Besides, preaching your message is like drinking hot sugar juice: although it burns the lips, it is too sweet to stop!
The sweetness is in seeing the devotional transformations in the hearts of people, big and small, who receive your mercy. By your desire alone, such miracles seem to take place on a daily basis throughout the world. I see them continuously, day after day, month after month, year after year. Once, after a huge festival in Durban, our guest of honor, South African President Nelson Mandela, put his hand on mine and with tears in his eyes said, “Maharaja, this is the greatest day of my life!”
Just last year, again near Durban, when myself and a group of devotees were passing through a tribal village in Kwazulu Natal, thousands of children began defiantly chanting, “Zulu, Zulu, Zulu,” in complete bodily consciousness. But when I picked up the mrdanga and started to sing the maha mantra, suddenly all of them began chanting Hare Krsna and dancing alongside me. What is this great miracle of the holy names you’ve given that makes the whole world dance in ecstacy?

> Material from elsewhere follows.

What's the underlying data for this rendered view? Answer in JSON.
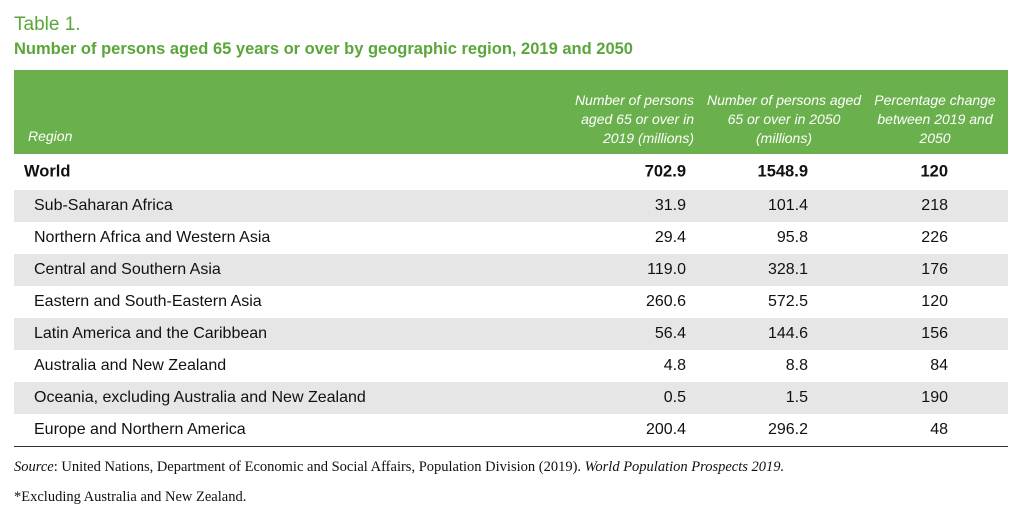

On another occasion, Somaka das told me of his trip along the Amazon River, ten years after I had visited the region. During his journey, he saw a 20-year-old man in a remote village who, to his astonishment, was chanting japa under a tree. When Somaka inquired how he had come in touch with the maha mantra, he said he had received it and the japa beads from me during my Amazon sojourn. He said the chanting had changed his life for the better, and so he sat on the bank of the river every day waiting for me to return. Srila Prabhupada, your mercy has inundated even the most remote corners of the earth!
Then, miracle of miracles as I witnessed a crowd of 350,000 young people at the Woodstock festival in Poland three years ago enthusiastically and continuously chant the maha mantra as Sri Prahlad and his band played on the main stage. No doubt the tumultuous sound created by the crowd’s chanting and the huge cloud of dust raised by their dancing inundated Svargaloka, causing the demigods to stand motionless in astonishment of your glorious accomplishments.
Certainly there are many more miracles to be witnessed by those who give their lives to your sankirtan mission, Srila Prabhupada. Please include me in whatever plans you have for such preaching from this day forth. Having tasted the nectar of spreading the glories of the holy name, I can never return to the burnt remnants of the so-called pleasures of this material world.
As far as my retirement is concerned, I pray to follow in your footsteps, my glorious master. May I retire from preaching only when I have breathed the last breath allocated to this body. And if it pleases you, let that be only a temporary respite, for I am prepared to serve your sankirtan movement birth after birth.